Fortiguard Communication
(2025-09-04)
Test DNS lookup and basic connectivity:
execute ping service.fortiguard.net
execute ping update.fortiguard.net
execute ping guard.fortinet.net
execute ping securewf.fortiguard.net
Interface selection (ie if the auto selection isn't getting to the internet):
config system fortiguard
set interface-select-method {specify}
set interface <WAN Interface>
end
Make sure firewall time is correct, if not, check that NTP is set properly:
config system ntp
set ntpsync enable
end
Turn off Anycast
config system fortiguard
set fortiguard-anycast disable
set protocol udp
set port 8888
set sdns-server-ip 208.91.112.220 173.243.140.53 210.7.96.53
end
It looks like the listed sdns servers are authoritative servers passed as a "seed" list, as the larger list is discovered from there.

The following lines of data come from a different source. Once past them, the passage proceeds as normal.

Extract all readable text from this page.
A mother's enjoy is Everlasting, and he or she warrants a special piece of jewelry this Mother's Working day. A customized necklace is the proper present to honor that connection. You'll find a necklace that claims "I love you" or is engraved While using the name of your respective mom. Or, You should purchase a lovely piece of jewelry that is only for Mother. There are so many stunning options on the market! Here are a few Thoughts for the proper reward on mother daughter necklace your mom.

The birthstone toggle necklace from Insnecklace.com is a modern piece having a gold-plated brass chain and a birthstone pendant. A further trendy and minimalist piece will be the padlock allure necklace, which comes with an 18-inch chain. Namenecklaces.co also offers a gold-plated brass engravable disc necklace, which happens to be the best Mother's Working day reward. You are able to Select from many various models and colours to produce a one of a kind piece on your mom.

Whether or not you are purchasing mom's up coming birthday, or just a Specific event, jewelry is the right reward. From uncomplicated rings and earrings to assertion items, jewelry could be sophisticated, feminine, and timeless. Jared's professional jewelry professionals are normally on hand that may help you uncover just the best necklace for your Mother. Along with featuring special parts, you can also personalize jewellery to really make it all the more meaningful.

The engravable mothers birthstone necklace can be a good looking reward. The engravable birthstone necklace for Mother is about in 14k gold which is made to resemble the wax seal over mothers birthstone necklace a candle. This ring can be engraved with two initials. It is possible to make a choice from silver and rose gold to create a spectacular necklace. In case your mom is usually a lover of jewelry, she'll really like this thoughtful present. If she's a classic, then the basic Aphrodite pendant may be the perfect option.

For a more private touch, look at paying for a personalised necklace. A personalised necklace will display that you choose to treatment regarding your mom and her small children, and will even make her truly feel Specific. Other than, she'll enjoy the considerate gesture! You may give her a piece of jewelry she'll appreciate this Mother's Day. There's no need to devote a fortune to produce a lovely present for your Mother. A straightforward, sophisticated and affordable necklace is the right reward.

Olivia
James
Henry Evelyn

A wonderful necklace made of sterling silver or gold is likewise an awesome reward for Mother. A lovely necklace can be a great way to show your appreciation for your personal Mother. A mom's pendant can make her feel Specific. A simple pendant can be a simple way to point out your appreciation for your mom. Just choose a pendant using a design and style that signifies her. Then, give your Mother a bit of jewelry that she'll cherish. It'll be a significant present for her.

Look at the current Fortiguard servers:
di de rating
Output looks something like this:
BR33-FGT-01 # di de rating
Locale : english
Service : Web-filter
Status : Enable
License : Contract
Service : Antispam
Status : Disable
Service : Virus Outbreak Prevention
Status : Disable
Num. of servers : 29
Protocol : udp
Port : 8888
Anycast : Disable
Default servers : Included
-=- Server List (Thu Sep 4 13:49:11 2025) -=-
IP Weight RTT Flags TZ FortiGuard-requests Curr Lost Total Lost Updated Time
209.40.106.91 0 61 -6 41 0 0 Thu Sep 4 13:47:46 2025
209.40.106.94 0 61 -6 1 0 0 Thu Sep 4 13:47:46 2025
209.40.106.92 0 62 -6 1 0 0 Thu Sep 4 13:47:46 2025
209.40.106.93 0 62 -6 1 0 0 Thu Sep 4 13:47:46 2025
140.174.22.71 10 53 -5 1 0 0 Thu Sep 4 13:47:46 2025
12.34.97.75 10 53 -5 1 0 0 Thu Sep 4 13:47:46 2025
12.34.97.71 10 54 DI -5 6 0 0 Thu Sep 4 13:47:46 2025
140.174.22.72 10 54 -5 1 0 0 Thu Sep 4 13:47:46 2025
12.34.97.72 10 54 -5 1 0 0 Thu Sep 4 13:47:46 2025
140.174.22.73 10 54 -5 1 0 0 Thu Sep 4 13:47:46 2025
140.174.22.74 10 54 -5 1 0 0 Thu Sep 4 13:47:46 2025
12.34.97.73 10 54 -5 1 0 0 Thu Sep 4 13:47:46 2025
12.34.97.74 10 54 -5 1 0 0 Thu Sep 4 13:47:46 2025
173.243.138.91 20 78 D -8 2 0 0 Thu Sep 4 13:47:46 2025
173.243.138.92 20 78 -8 1 0 0 Thu Sep 4 13:47:46 2025
173.243.138.93 20 85 -8 1 0 0 Thu Sep 4 13:47:46 2025
194.69.172.31 60 123 0 1 0 0 Thu Sep 4 13:47:46 2025
194.69.172.32 60 123 0 1 0 0 Thu Sep 4 13:47:46 2025
194.69.172.33 60 123 0 1 0 0 Thu Sep 4 13:47:46 2025
83.231.212.81 70 131 D 1 2 0 0 Thu Sep 4 13:47:46 2025
83.231.212.85 70 131 1 1 0 0 Thu Sep 4 13:47:46 2025
83.231.212.86 70 131 1 1 0 0 Thu Sep 4 13:47:46 2025
83.231.212.84 70 131 1 1 0 0 Thu Sep 4 13:47:46 2025
83.231.212.82 70 131 1 1 0 0 Thu Sep 4 13:47:46 2025
83.231.212.83 70 131 1 1 0 0 Thu Sep 4 13:47:46 2025
210.7.96.13 120 155 9 1 0 0 Thu Sep 4 13:47:46 2025
210.7.96.12 120 163 9 1 0 0 Thu Sep 4 13:47:46 2025
210.7.96.11 120 171 9 1 0 0 Thu Sep 4 13:47:46 2025
210.7.96.14 120 171 9 1 0 0 Thu Sep 4 13:47:46 2025
If you are having some kind of resolution problem, you probably have non-zero counts in Curr Lost and Total Lost.
The firewall adjusts the weights of the server based on the time zone the serrver and firewall are in. If a server starts losing requests, the weighting is increased to reduce the chance that requests will be sent to it.
If you are in Anycast mode, the list of servers will be much shorter; we are running in UDP-8888 mode here.